Bu saatten sonra kalemi bıraksam kendimi sakat hissederim. Takdir edersiniz ki birazcık da olsa dinlenmeyi hak ediyorum. Zindanın kirini pasını üzerimden atabilmem ve adapte olabilmem için biraz zamana ihtiyacım var. Ondan sonra kalemimi her iki elimle tutarım. İlk habere gelince, ezbere konuşmamak lazım, zira bu biraz da o gün yaşanacak gelişmelere bağlı olurdu. Ne var ki odak noktam hak odaklı habercilik olduğu için bu çerçevede bir haber olabilirdi.
‘ACI REÇETENİN EN BÜYÜK MAĞDURLARI HEP KÜRT GAZETECİLER OLAGELDİ’
Birazda gözaltı süreci ve yaşadıklarınız hakkında da sormak isterim. Gözaltına alınırken işkenceye maruz kaldığını, öldürülme riski yaşadığınızı ifade etmiştiniz. Bunları yaşamanızın nedeni nedir? Kürt gazetecilere karşı öfkenin tezahürü mü yoksa gerçeklerin açığa çıkmasını engelleme çabası mı?
Özgür ve muhalif basına yönelik baskılar ne bizimle başladı ne de bizden sonra bitecek gibi bir görüntü veriyor. Ne acı ki ülkemizde iktidarlar değişse de gazeteciliğe yönelik baskı baki kaldı, kalıyor. Zaman zaman görece özgür bir atmosfer ortaya çıksa da gerçek anlamda bir özgürlüğü hiç kimse tatmadı. Tabii ki bu acı reçetenin en büyük mağdurları hep Kürt gazeteciler olageldi. Bana yönelik gelişen tehdit, taciz ve nihayetinde ağır tutukluluk da bundan bağımsız olarak okunamaz. Bir bakıma bizim şahsımızda özgür basına güçlü ve etkili bir mesaj vermek amaçlandı. İbreti âlem olsun diye belki de. Velakin dışarıda bizden çok daha iyi bir şekilde mesleğin onurunu koruyan nice nice meslektaşlar oldu. Onların ve bu uğurda bedeller ödeyen arkadaşların yüzü suyu hürmetine bugün gazetecilik mesleği her şeye rağmen soluk alabiliyor.
CEZAEVİNDE HABER YAPMAK VE O HABERİ DIŞARIYA YOLLAMAK ÇOK GÜÇ
Cezaevi koşularında yaptığınız haberleri kağıda yazılı bir şekilde yapıyordunuz. Bu haberleri hazırlama serüveninizden söz eder misiniz?

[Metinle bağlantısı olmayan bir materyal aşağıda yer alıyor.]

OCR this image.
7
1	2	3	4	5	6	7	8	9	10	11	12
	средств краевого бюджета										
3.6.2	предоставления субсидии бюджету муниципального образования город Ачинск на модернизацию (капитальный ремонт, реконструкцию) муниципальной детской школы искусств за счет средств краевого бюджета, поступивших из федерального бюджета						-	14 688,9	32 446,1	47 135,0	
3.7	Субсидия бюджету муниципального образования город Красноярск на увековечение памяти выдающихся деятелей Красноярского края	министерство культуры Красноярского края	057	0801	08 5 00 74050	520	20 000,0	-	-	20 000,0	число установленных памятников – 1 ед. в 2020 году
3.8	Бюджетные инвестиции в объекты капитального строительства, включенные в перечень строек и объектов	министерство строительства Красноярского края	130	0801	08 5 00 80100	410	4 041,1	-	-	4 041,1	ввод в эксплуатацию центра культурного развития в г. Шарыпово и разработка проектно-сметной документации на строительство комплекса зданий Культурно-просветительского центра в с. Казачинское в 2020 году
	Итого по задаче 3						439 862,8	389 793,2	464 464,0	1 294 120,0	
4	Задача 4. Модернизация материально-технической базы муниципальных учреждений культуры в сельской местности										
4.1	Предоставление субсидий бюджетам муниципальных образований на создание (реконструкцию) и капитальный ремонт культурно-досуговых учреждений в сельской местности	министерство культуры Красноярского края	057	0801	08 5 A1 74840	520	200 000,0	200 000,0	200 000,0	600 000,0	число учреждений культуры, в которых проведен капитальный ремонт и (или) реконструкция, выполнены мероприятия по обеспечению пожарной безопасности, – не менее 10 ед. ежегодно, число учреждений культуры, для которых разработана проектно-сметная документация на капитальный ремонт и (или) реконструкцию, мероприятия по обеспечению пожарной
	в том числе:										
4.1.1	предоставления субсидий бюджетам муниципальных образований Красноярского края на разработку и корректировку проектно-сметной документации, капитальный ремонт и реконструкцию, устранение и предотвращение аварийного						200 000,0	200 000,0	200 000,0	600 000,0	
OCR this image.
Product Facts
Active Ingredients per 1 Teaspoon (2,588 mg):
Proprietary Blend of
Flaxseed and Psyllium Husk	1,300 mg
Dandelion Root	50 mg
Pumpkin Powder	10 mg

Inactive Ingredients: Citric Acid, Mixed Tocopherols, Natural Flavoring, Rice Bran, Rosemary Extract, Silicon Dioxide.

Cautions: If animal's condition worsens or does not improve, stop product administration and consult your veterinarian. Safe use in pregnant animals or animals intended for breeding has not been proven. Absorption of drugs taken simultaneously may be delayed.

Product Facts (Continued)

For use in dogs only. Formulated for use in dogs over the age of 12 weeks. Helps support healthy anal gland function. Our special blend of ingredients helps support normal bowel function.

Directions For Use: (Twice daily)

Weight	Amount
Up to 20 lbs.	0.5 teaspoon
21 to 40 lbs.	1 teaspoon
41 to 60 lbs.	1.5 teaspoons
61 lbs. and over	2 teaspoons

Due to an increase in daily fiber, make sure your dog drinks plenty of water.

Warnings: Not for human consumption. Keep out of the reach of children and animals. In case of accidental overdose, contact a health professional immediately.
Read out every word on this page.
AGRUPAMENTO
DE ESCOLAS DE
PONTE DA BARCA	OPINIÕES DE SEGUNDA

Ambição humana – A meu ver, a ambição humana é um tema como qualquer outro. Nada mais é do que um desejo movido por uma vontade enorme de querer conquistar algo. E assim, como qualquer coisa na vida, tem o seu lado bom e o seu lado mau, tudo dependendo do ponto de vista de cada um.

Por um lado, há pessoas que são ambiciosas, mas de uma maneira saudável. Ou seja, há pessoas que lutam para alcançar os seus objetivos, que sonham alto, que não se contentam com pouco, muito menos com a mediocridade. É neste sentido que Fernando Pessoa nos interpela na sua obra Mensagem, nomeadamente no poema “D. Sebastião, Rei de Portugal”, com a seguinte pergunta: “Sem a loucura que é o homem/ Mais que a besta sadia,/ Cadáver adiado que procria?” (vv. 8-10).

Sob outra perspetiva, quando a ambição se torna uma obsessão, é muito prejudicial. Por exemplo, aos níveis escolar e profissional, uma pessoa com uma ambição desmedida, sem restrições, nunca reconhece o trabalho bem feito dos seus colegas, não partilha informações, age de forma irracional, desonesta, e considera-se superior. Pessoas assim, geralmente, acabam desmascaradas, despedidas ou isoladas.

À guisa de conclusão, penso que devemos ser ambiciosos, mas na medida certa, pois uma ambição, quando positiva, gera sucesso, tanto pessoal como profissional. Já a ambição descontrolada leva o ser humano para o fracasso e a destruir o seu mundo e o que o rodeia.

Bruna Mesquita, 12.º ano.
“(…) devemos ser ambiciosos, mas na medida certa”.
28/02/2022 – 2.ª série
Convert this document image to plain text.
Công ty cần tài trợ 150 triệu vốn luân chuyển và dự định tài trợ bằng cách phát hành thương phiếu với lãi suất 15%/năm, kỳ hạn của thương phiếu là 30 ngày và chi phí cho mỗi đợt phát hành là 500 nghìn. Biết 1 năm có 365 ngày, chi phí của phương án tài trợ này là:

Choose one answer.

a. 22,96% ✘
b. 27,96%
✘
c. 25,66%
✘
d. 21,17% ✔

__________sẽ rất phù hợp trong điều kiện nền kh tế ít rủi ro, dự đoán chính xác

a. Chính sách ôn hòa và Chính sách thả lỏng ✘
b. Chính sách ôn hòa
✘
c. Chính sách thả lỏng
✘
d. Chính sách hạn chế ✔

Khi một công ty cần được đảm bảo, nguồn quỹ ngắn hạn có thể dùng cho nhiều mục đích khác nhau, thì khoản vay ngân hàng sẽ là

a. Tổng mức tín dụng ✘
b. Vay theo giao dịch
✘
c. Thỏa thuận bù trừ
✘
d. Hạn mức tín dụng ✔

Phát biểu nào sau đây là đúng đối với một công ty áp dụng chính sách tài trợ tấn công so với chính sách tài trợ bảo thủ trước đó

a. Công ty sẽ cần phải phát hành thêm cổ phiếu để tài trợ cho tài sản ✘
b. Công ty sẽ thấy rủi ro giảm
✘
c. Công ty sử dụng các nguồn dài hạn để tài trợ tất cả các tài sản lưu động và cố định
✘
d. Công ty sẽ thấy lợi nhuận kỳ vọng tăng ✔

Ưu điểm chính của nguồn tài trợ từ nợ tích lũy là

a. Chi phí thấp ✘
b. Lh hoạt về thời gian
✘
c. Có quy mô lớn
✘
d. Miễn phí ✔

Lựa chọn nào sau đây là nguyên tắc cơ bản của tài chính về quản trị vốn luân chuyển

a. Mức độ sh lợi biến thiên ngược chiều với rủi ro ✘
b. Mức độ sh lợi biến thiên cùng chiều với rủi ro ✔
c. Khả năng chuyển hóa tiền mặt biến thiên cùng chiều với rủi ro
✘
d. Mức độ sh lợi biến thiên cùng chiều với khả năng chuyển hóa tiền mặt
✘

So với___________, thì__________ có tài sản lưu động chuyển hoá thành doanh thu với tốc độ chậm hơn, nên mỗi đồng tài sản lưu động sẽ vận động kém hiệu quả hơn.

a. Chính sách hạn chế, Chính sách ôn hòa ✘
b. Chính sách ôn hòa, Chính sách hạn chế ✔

Dört duvar içerisinde haber yapmanın ayrı bir zorluğu var. Duvarların üzerinden pusula ata ata haber kaynaklarına ulaşmak apayrı bir dertti. Ama en zorlu ve zahmetli olanı kuşkusuz haberi dışarıya ulaştırmak idi. Mesela mektupla gönderilen bir habere ‘sakıncalı’ kararı verilmesin diye her kelimeyi ayrı bir itina ile seçmek zorunda kalıyordunuz. Bu konuda ancak bunu belirtebilirim. İmkânsızlıklar içerisinde hak odaklı haberciliği sürdürmek elbette ki insanı mutlu ediyordu. Gazetecilikte ısrar insanın inancını diri tutuyordu.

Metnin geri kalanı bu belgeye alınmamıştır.